Pigrai aime Indra pour sa voix envoutante, enveloppante, si particulière, si métissée, mise en valeur par de beaux arrangements jazz et soul.
Indra, qui a reçu le nom du guerrier du Manhattan dans le quartier Lower side est née d’une mère portoricaine, une éducatrice nommée Elizabeth, et un père d’origine africaine-américaine-syrienne, le bassiste jazz Donald Moore, qui a collaboré avec le New York Contemporary Five, Archie Shepp, Elvin Jones, Sonny Rollins et Jackie McLean, entre autres. Indra grandit dans un quartier difficile où, adolescente, elle fréquente l’univers imaginaire constitué de l’imposante discothèque de sa mère, avec pour compagnons des musiques jazz, soul, et rock.

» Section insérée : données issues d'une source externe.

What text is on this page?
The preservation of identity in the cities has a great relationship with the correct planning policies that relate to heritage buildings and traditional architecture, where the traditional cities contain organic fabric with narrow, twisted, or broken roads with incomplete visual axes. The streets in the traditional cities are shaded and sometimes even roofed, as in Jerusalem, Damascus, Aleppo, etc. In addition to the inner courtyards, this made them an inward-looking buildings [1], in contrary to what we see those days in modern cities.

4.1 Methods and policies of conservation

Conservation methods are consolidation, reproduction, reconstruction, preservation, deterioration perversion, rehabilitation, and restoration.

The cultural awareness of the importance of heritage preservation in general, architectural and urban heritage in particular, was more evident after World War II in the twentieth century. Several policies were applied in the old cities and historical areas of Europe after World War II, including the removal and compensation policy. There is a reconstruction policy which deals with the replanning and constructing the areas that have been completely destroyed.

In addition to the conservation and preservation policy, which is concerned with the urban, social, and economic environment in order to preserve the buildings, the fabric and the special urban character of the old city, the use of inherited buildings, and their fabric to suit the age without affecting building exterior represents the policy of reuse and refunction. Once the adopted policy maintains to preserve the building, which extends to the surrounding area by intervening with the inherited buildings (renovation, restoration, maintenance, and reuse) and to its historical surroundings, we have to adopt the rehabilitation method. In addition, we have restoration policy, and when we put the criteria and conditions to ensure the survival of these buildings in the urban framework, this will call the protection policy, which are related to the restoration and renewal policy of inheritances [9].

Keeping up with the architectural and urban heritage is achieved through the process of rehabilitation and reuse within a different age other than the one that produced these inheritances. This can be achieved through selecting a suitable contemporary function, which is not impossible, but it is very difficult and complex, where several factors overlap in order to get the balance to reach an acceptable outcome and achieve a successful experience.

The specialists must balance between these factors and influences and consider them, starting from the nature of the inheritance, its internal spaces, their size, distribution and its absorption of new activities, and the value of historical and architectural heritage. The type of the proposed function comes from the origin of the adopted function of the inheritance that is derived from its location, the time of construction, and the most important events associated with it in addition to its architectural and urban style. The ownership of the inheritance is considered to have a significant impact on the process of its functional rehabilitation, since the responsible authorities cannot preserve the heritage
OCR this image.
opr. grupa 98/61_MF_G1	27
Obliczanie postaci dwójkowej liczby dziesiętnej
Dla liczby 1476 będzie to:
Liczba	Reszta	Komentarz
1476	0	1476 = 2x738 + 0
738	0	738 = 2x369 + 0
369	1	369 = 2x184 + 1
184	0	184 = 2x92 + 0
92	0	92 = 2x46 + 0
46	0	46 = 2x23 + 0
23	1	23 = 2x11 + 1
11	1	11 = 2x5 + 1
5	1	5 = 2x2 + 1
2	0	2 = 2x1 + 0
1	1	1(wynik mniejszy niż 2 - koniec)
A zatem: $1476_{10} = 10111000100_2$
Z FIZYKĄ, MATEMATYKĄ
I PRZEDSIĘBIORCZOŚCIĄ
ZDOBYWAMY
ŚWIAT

“Si vous marchez vers votre ultime bonheur, il médite avec vous, parce que ce que nous faisons est au service de la joie.”

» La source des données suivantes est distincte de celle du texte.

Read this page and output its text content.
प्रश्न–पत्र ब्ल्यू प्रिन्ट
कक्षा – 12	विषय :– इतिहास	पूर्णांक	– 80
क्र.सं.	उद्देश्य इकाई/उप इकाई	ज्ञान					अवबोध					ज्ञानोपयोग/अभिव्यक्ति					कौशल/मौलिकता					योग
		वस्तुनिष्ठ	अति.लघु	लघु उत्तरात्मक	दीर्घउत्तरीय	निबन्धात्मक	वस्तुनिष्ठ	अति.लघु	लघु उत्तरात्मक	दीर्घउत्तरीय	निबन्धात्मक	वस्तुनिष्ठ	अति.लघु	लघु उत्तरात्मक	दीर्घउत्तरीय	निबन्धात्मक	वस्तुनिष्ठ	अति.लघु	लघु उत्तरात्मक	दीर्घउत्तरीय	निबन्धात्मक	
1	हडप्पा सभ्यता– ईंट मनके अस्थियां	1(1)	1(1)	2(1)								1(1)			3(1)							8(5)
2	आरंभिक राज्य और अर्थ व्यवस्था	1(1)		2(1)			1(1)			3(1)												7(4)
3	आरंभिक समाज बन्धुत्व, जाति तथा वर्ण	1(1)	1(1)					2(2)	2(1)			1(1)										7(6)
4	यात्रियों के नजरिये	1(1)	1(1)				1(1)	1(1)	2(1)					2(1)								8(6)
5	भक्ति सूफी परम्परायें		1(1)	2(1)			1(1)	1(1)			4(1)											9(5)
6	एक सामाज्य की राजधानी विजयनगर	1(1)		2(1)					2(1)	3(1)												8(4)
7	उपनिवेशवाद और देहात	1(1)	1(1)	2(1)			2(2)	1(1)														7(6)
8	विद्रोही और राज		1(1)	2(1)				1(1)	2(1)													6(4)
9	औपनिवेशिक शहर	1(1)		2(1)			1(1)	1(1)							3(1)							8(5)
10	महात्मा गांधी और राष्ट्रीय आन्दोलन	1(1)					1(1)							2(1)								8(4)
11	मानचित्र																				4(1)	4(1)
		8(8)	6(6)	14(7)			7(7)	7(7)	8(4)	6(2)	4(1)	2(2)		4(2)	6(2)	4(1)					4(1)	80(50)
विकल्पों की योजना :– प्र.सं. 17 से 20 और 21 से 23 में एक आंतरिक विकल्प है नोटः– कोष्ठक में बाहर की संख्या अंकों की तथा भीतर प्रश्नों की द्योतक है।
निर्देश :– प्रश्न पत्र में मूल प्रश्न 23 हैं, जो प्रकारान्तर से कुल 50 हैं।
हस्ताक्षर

Chanter a toujours été une expérience très privée pour Indra, mais lorsqu’elle a treize ans sa mère va la convaincre qu’elle devra passer une audition et entrer au Mannes College of Music ; malgré ses inhibitions, Indra chante et elle obtient une bourse d’études. Au Mannes College elle travaille sa voix soprano, et pendant sa première année elle fait partie de Village Harmony, un camp d’été au nord du Vermont. Avant d’avoir vingt ans elle vit dans une existence musicale parallèle, un univers double rempli d’une part d’airs classiques et de vocalises, et d’autre part, dans la forêt du Vermont, de mélodies traditionnelles américaines et de chansons folk qui viennent des Balkans.

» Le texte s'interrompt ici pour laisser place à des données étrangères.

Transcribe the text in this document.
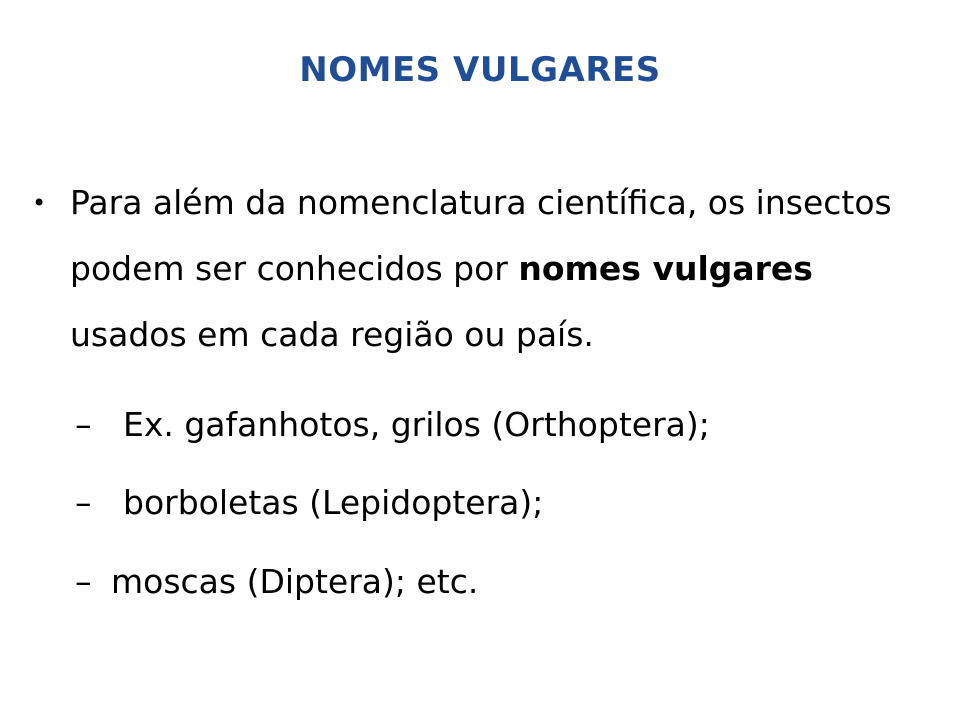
NOMES VULGARES
• Para além da nomenclatura científica, os insectos podem ser conhecidos por nomes vulgares usados em cada região ou país.
– Ex. gafanhotos, grilos (Orthoptera);
– borboletas (Lepidoptera);
– moscas (Diptera); etc.
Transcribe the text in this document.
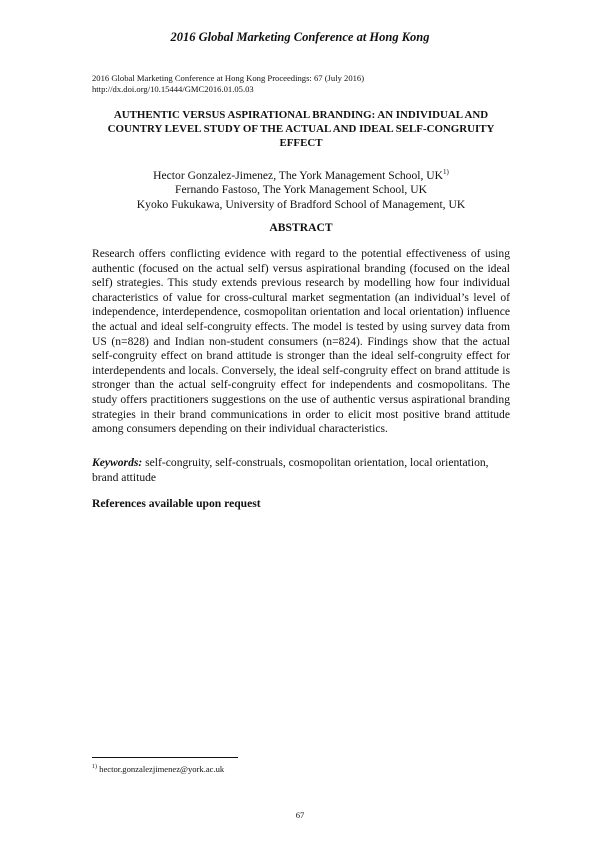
2016 Global Marketing Conference at Hong Kong
2016 Global Marketing Conference at Hong Kong Proceedings: 67 (July 2016)
http://dx.doi.org/10.15444/GMC2016.01.05.03
AUTHENTIC VERSUS ASPIRATIONAL BRANDING: AN INDIVIDUAL AND COUNTRY LEVEL STUDY OF THE ACTUAL AND IDEAL SELF-CONGRUITY EFFECT
Hector Gonzalez-Jimenez, The York Management School, UK$^{1)}$
Fernando Fastoso, The York Management School, UK
Kyoko Fukukawa, University of Bradford School of Management, UK
ABSTRACT
Research offers conflicting evidence with regard to the potential effectiveness of using authentic (focused on the actual self) versus aspirational branding (focused on the ideal self) strategies. This study extends previous research by modelling how four individual characteristics of value for cross-cultural market segmentation (an individual’s level of independence, interdependence, cosmopolitan orientation and local orientation) influence the actual and ideal self-congruity effects. The model is tested by using survey data from US (n=828) and Indian non-student consumers (n=824). Findings show that the actual self-congruity effect on brand attitude is stronger than the ideal self-congruity effect for interdependents and locals. Conversely, the ideal self-congruity effect on brand attitude is stronger than the actual self-congruity effect for independents and cosmopolitans. The study offers practitioners suggestions on the use of authentic versus aspirational branding strategies in their brand communications in order to elicit most positive brand attitude among consumers depending on their individual characteristics.
Keywords: self-congruity, self-construals, cosmopolitan orientation, local orientation, brand attitude
References available upon request
$^{1)}$ hector.gonzalezjimenez@york.ac.uk
67
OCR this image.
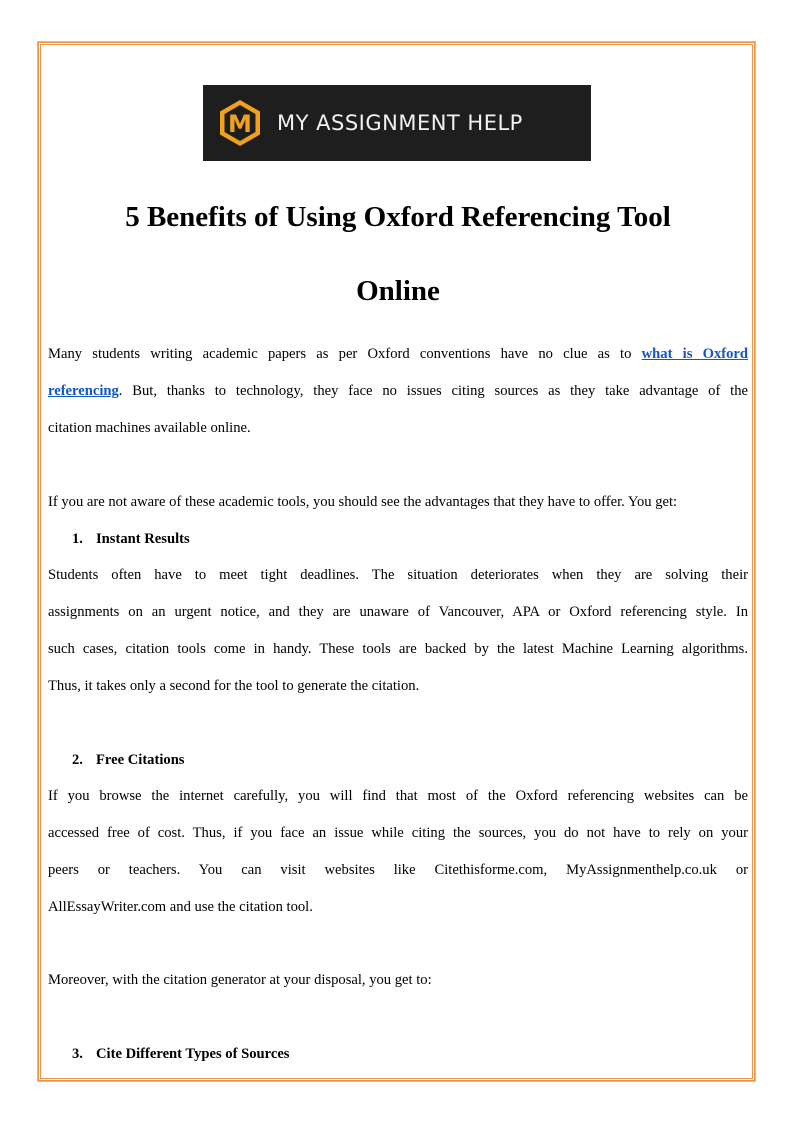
M MY ASSIGNMENT HELP
5 Benefits of Using Oxford Referencing Tool
Online
Many students writing academic papers as per Oxford conventions have no clue as to what is Oxford
referencing. But, thanks to technology, they face no issues citing sources as they take advantage of the
citation machines available online.
If you are not aware of these academic tools, you should see the advantages that they have to offer. You get:
1. Instant Results
Students often have to meet tight deadlines. The situation deteriorates when they are solving their
assignments on an urgent notice, and they are unaware of Vancouver, APA or Oxford referencing style. In
such cases, citation tools come in handy. These tools are backed by the latest Machine Learning algorithms.
Thus, it takes only a second for the tool to generate the citation.
2. Free Citations
If you browse the internet carefully, you will find that most of the Oxford referencing websites can be
accessed free of cost. Thus, if you face an issue while citing the sources, you do not have to rely on your
peers or teachers. You can visit websites like Citethisforme.com, MyAssignmenthelp.co.uk or
AllEssayWriter.com and use the citation tool.
Moreover, with the citation generator at your disposal, you get to:
3. Cite Different Types of Sources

C’est lorsqu’elle travaille comme serveuse dans un bar à vins à Brooklyn qu’elle rencontre le Danois Benjamin Traerup, un saxophoniste de jazz ; il suffit de trois semaines pour qu’ils décident de vivre ensemble, et un plus tard ils se marient et s’installent au Danemark. Selon Indra, “Si je n’avais pas été jeune et stupide, jamais je ne serais partie vivre au Danemark ; mais je suis tombée amoureuse, et je le suis toujours, et donc c’était un choix pragmatique. J’ai mis quatre ans pour apprendre le danois, puisque c’est une langue qui ne tombe pas naturellement dans une bouche américaine. Finalement, nous avons découvert que la créativité naît en partie de nos épreuves.”
Indra, son mari Benjamin, et un ami, le bassiste Thomas Sejthen, forment un trio qui ne tarde pas à trouver un public fidèle, d’abord au Danemark et ensuite dans toute la Scandinavie. Leur premier album, Indra, reçoit une nomination aux « Danish Music Awards » en 2010 comme Meilleur Album Jazz Vocal. Pour Indra, une relation musicale étroite est essentielle au son que le groupe veut créer : “Notre constellation scénique n’est pas ‘moi toute seule devant’ ; on se tient dans un petit U, et à tout moment il n’y a pas plus d’une longueur de bras pour nous séparer. C’est ce ressenti que nous avons voulu figer en enregistrant Heartland.”
Les « Danish Music Awards » encore… En 2012 Indra remporte le prix du Meilleur Album Jazz Vocal avec In Between, son deuxième disque, et ses pensées tournent déjà vers l’album qui le suivra. Parmi ses disques préférés, Indra cite l’album de Joni Mitchell, Turbulent Indigo (1994) ; elle contacte donc celui qui l’avait réalisé, le producteur Larry Klein, pour voir s’il lui sera possible de recréer la même magie en studio à l’occasion de son nouveau projet. Elle lui envoie un email en lui confiant ses espoirs et ses idées, avec un lien pour sa musique, et la réponse est immédiate : Klein est intéressé. Mais avant de pouvoir aller plus loin, deux choses se produisent : Indra et son mari ont un premier enfant, un fils, et en même temps ils perdent un proche, décédé d’un cancer.